Palacio Barolo Buenos Aires
Palacio Barolo is a beautiful and incredibly unique office building in the heart of Buenos Aires and one of the only ways to see the city from above. The palace was designated a National Historic Monument in 1997, its fascinating concept making it not only historically significant but a joy to see. Luis Barolo, the owner, commissioned the construction of the palace with his idea of making a mausoleum for the Italian poet Dante. Barolo believed as many did at the time that Europe would be destroyed by war and he felt it crucial to relocate important relics of history to where they would be safe. The building was designed to tell the story of Dante’s most famous poem, The Divine Comedy. Countless design elements depict Hell, Purgatory and the Heavens from the poem as you ascend the palace to the 22nd floor. When completed in 1923 it stood at 100 meters tall, one meter for every canto of the Divine Comedy and was officially the tallest building in South America at the time. So tall infact that special permission was required to build it as it was almost 4 times taller than the maximum building height allowed on Av. de Mayo at the time. As fate would have it Dantes ashes were never sent to Buenos Aires and Palacio Barolo became perhaps the most beautiful yet unused mausoleum in the world.
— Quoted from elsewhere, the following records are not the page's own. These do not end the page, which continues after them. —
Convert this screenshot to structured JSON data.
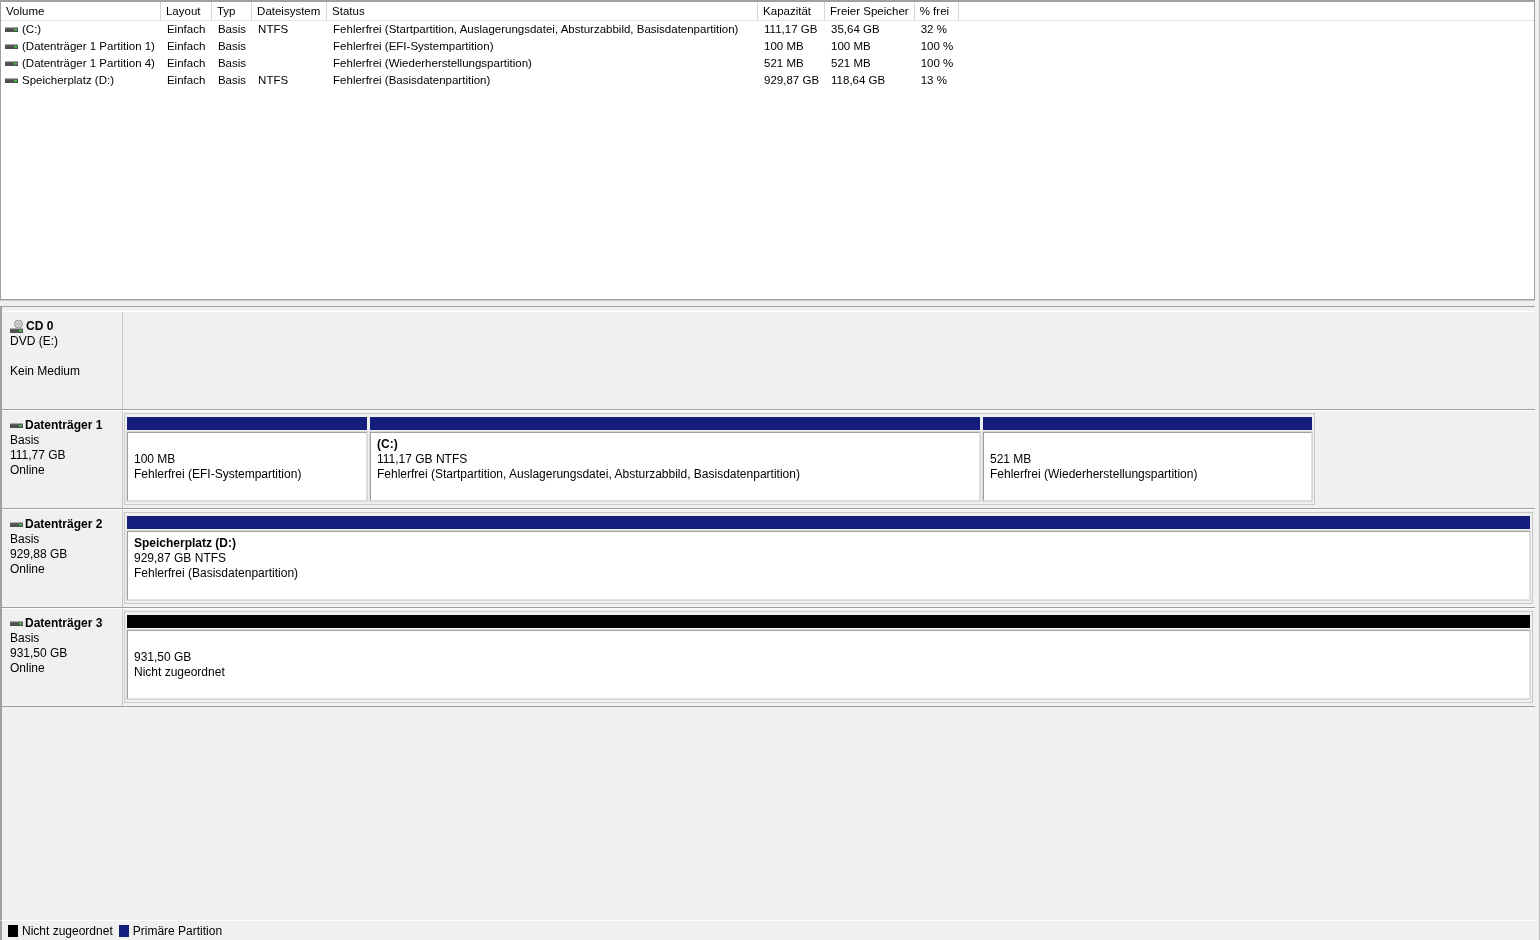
{
  "volume_list": {
    "columns": [
      "Volume",
      "Layout",
      "Typ",
      "Dateisystem",
      "Status",
      "Kapazität",
      "Freier Speicher",
      "% frei"
    ],
    "rows": [
      {
        "volume": "(C:)",
        "layout": "Einfach",
        "type": "Basis",
        "file_system": "NTFS",
        "status": "Fehlerfrei (Startpartition, Auslagerungsdatei, Absturzabbild, Basisdatenpartition)",
        "capacity": "111,17 GB",
        "free_space": "35,64 GB",
        "percent_free": "32 %"
      },
      {
        "volume": "(Datenträger 1 Partition 1)",
        "layout": "Einfach",
        "type": "Basis",
        "status": "Fehlerfrei (EFI-Systempartition)",
        "capacity": "100 MB",
        "free_space": "100 MB",
        "percent_free": "100 %"
      },
      {
        "volume": "(Datenträger 1 Partition 4)",
        "layout": "Einfach",
        "type": "Basis",
        "status": "Fehlerfrei (Wiederherstellungspartition)",
        "capacity": "521 MB",
        "free_space": "521 MB",
        "percent_free": "100 %"
      },
      {
        "volume": "Speicherplatz (D:)",
        "layout": "Einfach",
        "type": "Basis",
        "file_system": "NTFS",
        "status": "Fehlerfrei (Basisdatenpartition)",
        "capacity": "929,87 GB",
        "free_space": "118,64 GB",
        "percent_free": "13 %"
      }
    ]
  },
  "disks": [
    {
      "kind": "cd",
      "name": "CD 0",
      "type": "DVD (E:)",
      "status": "Kein Medium"
    },
    {
      "kind": "disk",
      "name": "Datenträger 1",
      "type": "Basis",
      "size": "111,77 GB",
      "status": "Online",
      "partitions": [
        {
          "kind": "primary",
          "size": "100 MB",
          "status": "Fehlerfrei (EFI-Systempartition)"
        },
        {
          "kind": "primary",
          "label": "(C:)",
          "size": "111,17 GB NTFS",
          "status": "Fehlerfrei (Startpartition, Auslagerungsdatei, Absturzabbild, Basisdatenpartition)"
        },
        {
          "kind": "primary",
          "size": "521 MB",
          "status": "Fehlerfrei (Wiederherstellungspartition)"
        }
      ]
    },
    {
      "kind": "disk",
      "name": "Datenträger 2",
      "type": "Basis",
      "size": "929,88 GB",
      "status": "Online",
      "partitions": [
        {
          "kind": "primary",
          "label": "Speicherplatz  (D:)",
          "size": "929,87 GB NTFS",
          "status": "Fehlerfrei (Basisdatenpartition)"
        }
      ]
    },
    {
      "kind": "disk",
      "name": "Datenträger 3",
      "type": "Basis",
      "size": "931,50 GB",
      "status": "Online",
      "partitions": [
        {
          "kind": "unallocated",
          "size": "931,50 GB",
          "status": "Nicht zugeordnet"
        }
      ]
    }
  ],
  "legend": [
    {
      "kind": "unallocated",
      "label": "Nicht zugeordnet",
      "color": "#000000"
    },
    {
      "kind": "primary",
      "label": "Primäre Partition",
      "color": "#141c7c"
    }
  ]
}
Architect Mario Palanti who also was a student of the Divine Comedy set out to fill the building with references to the poem and poet. No details were overlooked from quotes in Latin to the official opening being held on the anniversary of the poet’s death. The palace is topped with a bronze dome, whose balconies were inspired by a Hindu temple dedicated to love and serves as the emblem of the union of Dante with his beloved Beatrice. The dome was originally topped with a statue of a condor (vulture) with the body of Dante elevating him to paradise. The dome also houses an incredibly powerful lighthouse that is visible across Río de la Plata in Uruguay. Even more incredible is that Palanti actually built an almost-twin for Palacio Barolo, Palacio Salvo in Montevideo, Uruguay. His idea was that the light from each would meet in the centre of the river and serve as a welcome to boats arriving into Río de la Plata. Unfortunately, despite both lighthouses being powerful enough due to the curvature of the earth the lights do not touch, it was a beautiful thought though. There are several European styles of architecture on display in this building, another attempt to preserve what was feared to be lost if Europe was destroyed by war. As a result the Palace has always caused some puzzlement with so many diverse styles on display it is impossible to pin it down to one school of design. It does however fit in perfectly in this city infamous for having a least a few beautiful examples of every major architecture style you can think of.
How to see the Palace
The only way to see the Palace is with a guided tour as the building is still used as an office space for a horde of businesses and they kind of frown upon you wandering around unsupervised. There are days tours several times a day from Monday through Saturday for $250 pesos. These tours are conducted in Spanish and English and show you some key design features honoring Dante before ascending up beautiful elevators decorated in caste iron. At the top you are treated to an incredible 360 degree view of the city, in particular a perfect view down Av. de Mayo of Congress. On the way down we stopped off at a replica of one of an offices from the 1920´s, complete with all the appropriate decorations and office equipment. On this tour you are also able to climb the tower and sit more or less inside the lighthouse. There are evening tours everyday except Tuesdays and Sundays at 8pm. These tours come with a bigger price tag, 345 peso, but include a glass of wine, a live violin or cello performance and of course the chance to experience the city lights from above. The tours have limited places so you need to make a reservation but you can pay on the day when you get there so it’s completely painless to organised. And there is even a special tour every New Year’s Eve where you can sip on wine inside the lighthouse and enjoy the fireworks of the city as the clock strikes midnight.